“I need your help,” says Riley. “I’m at the end of my string, and you run a newspaper. I’m hoping you’ll run a big story on this. Maybe someone will read it and help me out.”
“A wee little Internet scribe like Capital Beat?”
He plays it straight with me. “Couldn’t get interest from the Post or the Times,” he admits. “I think the feds pooh-poohed it to them, though I can’t prove that. Anyway, since you knew the lady, I thought you might be willing.”
“I might be,” I say.
He stares at me. “What does that mean?”
“It means I’ll need your homework,” I say. “And it means from now on, Mr. Riley, you and I are a team.”
Chapter 70
The ride up Massachusetts Avenue is slower than usual, given that I’m on a bicycle, but it feels good to work the lactic acid out of my muscles, which are aching from the workout that Anne put me through last night. The midday sun is cooking me on this bike, but all in all, I’ve had worse days.
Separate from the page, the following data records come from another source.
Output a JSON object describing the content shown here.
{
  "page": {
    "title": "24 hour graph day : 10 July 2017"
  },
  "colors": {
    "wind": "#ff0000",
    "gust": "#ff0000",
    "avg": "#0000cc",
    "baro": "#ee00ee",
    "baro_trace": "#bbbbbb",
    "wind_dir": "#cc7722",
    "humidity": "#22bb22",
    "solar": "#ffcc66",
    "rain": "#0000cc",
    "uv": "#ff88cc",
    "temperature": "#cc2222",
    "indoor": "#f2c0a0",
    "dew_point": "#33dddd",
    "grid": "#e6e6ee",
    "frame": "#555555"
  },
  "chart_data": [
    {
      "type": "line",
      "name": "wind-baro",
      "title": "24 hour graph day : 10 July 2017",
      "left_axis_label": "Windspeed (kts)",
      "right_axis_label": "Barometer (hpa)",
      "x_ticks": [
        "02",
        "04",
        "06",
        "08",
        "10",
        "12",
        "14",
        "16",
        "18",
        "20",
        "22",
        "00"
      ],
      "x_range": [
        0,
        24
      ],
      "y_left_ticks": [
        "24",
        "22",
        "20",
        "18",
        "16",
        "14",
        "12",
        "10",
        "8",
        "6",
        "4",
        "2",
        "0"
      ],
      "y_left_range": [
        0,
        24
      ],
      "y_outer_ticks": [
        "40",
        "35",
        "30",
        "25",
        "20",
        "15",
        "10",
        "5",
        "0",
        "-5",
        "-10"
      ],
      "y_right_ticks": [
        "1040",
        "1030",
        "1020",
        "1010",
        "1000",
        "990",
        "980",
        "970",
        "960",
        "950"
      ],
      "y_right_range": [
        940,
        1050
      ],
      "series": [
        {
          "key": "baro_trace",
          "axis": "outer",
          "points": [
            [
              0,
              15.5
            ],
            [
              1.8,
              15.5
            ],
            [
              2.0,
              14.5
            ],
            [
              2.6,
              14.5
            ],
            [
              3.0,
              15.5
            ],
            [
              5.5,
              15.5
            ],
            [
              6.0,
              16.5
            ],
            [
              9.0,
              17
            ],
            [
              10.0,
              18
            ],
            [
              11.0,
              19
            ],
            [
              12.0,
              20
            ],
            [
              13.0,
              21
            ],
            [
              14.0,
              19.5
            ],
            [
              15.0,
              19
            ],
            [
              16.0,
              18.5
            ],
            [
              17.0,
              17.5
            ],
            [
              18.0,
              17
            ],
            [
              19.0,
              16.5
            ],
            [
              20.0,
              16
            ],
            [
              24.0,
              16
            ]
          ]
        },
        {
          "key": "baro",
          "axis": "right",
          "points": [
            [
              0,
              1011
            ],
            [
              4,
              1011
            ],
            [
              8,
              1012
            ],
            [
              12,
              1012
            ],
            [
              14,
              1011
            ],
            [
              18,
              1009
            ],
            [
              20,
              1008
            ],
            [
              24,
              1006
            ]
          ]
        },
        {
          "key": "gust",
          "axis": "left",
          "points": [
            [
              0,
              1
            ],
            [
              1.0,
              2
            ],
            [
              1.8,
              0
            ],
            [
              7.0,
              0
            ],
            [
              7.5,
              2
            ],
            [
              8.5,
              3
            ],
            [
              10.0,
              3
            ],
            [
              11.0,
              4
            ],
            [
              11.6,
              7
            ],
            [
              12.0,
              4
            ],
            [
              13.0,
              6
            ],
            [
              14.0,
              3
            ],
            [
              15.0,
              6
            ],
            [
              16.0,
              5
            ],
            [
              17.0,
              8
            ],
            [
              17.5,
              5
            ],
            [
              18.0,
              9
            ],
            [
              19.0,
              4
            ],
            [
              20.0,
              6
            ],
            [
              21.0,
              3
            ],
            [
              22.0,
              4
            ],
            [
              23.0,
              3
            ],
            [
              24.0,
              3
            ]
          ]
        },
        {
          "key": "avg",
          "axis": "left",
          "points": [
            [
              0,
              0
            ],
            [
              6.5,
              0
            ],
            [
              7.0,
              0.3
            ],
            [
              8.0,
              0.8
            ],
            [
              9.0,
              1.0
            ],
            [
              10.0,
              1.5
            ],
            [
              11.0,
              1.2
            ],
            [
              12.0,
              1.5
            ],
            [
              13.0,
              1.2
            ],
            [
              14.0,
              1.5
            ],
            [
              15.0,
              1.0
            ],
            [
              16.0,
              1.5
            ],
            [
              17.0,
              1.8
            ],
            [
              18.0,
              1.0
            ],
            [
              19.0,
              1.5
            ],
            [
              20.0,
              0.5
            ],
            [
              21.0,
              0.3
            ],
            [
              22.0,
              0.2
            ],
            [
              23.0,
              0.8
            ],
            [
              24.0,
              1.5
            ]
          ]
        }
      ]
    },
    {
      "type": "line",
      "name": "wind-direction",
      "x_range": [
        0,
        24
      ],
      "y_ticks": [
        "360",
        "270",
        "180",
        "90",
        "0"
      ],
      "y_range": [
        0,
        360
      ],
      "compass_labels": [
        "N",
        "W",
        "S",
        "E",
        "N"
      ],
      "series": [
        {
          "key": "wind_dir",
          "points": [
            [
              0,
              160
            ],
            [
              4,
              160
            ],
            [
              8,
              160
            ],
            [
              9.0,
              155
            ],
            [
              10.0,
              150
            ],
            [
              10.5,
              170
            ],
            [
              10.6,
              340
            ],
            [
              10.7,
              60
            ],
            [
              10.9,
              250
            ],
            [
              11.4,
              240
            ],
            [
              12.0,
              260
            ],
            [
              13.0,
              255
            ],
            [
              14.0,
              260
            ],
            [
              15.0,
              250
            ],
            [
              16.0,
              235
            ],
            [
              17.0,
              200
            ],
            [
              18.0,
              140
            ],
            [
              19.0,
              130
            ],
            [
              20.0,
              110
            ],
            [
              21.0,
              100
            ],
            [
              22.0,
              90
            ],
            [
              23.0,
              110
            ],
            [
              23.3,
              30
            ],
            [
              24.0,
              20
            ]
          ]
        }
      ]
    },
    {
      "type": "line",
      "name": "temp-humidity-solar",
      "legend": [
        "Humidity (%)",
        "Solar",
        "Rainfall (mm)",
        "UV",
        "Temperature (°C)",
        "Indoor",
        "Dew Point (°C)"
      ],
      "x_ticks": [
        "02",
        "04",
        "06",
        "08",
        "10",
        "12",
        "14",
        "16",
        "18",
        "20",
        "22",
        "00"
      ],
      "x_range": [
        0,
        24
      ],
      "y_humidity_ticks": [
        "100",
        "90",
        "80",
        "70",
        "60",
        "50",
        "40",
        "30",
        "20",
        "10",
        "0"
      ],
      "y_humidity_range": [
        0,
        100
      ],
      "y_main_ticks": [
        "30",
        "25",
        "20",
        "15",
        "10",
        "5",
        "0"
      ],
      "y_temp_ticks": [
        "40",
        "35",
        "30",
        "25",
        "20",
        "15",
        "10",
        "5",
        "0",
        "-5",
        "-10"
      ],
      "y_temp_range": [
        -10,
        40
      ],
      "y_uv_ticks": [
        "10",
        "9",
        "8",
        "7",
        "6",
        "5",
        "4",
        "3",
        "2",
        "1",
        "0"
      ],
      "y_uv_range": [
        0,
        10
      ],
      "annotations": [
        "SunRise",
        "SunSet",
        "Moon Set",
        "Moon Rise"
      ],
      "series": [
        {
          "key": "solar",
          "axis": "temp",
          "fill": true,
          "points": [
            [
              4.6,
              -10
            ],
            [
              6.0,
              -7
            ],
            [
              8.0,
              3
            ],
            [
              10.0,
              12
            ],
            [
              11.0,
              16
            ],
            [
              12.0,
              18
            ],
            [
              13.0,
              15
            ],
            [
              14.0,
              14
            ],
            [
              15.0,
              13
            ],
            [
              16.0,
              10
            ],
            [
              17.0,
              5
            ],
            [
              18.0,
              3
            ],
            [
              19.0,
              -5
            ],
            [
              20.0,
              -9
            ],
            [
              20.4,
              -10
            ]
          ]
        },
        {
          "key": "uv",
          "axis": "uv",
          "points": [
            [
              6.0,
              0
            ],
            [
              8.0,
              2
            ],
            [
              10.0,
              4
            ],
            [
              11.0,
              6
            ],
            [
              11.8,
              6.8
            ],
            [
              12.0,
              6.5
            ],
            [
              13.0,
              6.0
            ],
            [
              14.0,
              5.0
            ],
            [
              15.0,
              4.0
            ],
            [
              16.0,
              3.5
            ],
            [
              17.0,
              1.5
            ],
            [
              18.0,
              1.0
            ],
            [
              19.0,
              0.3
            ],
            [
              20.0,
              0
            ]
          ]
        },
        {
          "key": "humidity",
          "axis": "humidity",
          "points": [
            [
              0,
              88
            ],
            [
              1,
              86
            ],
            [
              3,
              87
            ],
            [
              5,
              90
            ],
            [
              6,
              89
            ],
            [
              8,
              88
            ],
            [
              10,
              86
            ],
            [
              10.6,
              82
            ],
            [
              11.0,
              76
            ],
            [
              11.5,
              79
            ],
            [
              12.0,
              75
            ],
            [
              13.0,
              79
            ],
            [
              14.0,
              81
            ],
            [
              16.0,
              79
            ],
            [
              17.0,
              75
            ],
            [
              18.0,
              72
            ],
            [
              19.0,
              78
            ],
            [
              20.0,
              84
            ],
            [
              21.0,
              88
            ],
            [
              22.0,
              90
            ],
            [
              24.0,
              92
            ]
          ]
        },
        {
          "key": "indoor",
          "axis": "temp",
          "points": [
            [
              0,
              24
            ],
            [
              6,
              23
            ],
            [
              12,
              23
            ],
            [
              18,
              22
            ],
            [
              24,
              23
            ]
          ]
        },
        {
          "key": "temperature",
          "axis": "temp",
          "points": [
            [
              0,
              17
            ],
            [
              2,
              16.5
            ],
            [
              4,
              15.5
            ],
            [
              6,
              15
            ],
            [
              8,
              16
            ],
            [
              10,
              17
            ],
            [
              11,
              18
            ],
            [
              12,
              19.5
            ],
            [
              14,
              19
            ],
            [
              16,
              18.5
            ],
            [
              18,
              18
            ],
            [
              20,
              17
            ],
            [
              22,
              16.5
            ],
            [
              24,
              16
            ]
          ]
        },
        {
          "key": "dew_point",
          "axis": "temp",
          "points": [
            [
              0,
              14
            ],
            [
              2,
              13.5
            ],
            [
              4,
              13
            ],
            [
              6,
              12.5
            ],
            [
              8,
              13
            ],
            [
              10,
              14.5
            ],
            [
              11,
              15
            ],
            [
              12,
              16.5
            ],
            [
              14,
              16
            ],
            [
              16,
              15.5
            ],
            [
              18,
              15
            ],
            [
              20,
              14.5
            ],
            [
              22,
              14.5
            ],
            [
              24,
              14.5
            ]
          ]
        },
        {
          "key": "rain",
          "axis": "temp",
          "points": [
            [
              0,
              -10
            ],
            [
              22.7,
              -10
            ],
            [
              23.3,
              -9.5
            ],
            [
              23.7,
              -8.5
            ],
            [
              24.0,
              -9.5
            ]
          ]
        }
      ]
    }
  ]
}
“So…Nina Jacobs,” says Ashley Brook Clark into the earpiece I’ve connected to my prepaid cell phone, the fourth I’ve purchased in a week as a result of my well-founded paranoia. (Is that an oxymoron? Can paranoia really qualify as paranoia if it’s well founded?)
Anyway, it’s a good thing I have money for all these cell phones and hotel rooms. Which reminds me, I’m low on cash. I need to find an ATM, which, for me, is no small task.
I let out a long sigh. Withdrawing cash from an ATM means I’ll be on camera, which means that I can’t be wearing my biking outfit lest they’ll know it’s my disguise. I’m going to have to change back into normal clothes, withdraw the money, get the hell away from that ATM as quickly as possible before the black helicopters drop out of the sky, or whatever’s going to happen, and change back into biking clothes.
This is getting old. They’re wearing me down. I don’t know how Harrison Ford managed to do it in The Fugitive. Of course, the technology was way different; it was probably a lot easier back then to hide and stay hidden. Plus it was just a movie, and this is really happening to me.
Tommy Lee Jones was outstanding in that movie and deserved the Oscar he got, but really, that year they should have given out two best supporting actor awards, because John Malkovich was absolutely brilliant as the assassin in In the Line of Fire. (Yes, I agree that Ralph Fiennes was great in Schindler’s List, but Malkovich stole the screen every time he appeared.)
(Why am I putting my thoughts in parentheses? What’s next—footnotes? Am I losing my mind?)
“So you want this story on the front page,” Ashley Brook says. “And you want a nice big photo of Nina Jacobs, and you want me to mention Sean Patrick Riley’s name several times.”
“A photo of him, too,” I say.
“And why is that? I didn’t even like that guy when I met him.”
“It makes him safer,” I tell her. “If they catch him sniffing around and want to get rid of him, he’ll be harder to kill now that he’s gotten publicity. He’ll be more visible.”
“And you think people who are willing to fire machine guns at you in midday, at a busy downtown intersection, care about visibility?”
“I’m doing the best I can here, kid.” I stop at the three-way intersection where Idaho Avenue and Massachusetts Avenue meet 39th Street and take a squirt from my water bottle. “If Nina’s disappearance becomes big news, then it makes it harder for them to cover it up by killing people or whatever.”
“Then why don’t you apply that logic to yourself?” she asks me. “You wrote that article about Diana Hotchkiss. Why aren’t we publishing that for the same reason? To keep you safe?”
It’s a good question. I’ve already threatened Craig Carney with that very thing, splashing the entire story over the front page of my website—Diana’s connection to Carney, Jonathan Liu’s murder, Operation Delano, etc. There are two reasons I haven’t pulled the trigger yet. One of them Ashley Brook already knows.
“You and your journalistic scruples,” she moans.
Well, that’s close. I don’t have a wife or children and probably never will. Capital Beat is my only family. It’s the only thing I’ve ever created. If I print something I can’t prove, I deface something I love. And I risk a crippling lawsuit and the loss of the Beat’s reputation. We may not be the Washington Post, but we are hard-hitting, fair, and fearless, which is more than most news organizations can say these days. So if I go down in flames, I want to know that I’ve left behind at least one thing that is good in this world. And they can always print the story after my death.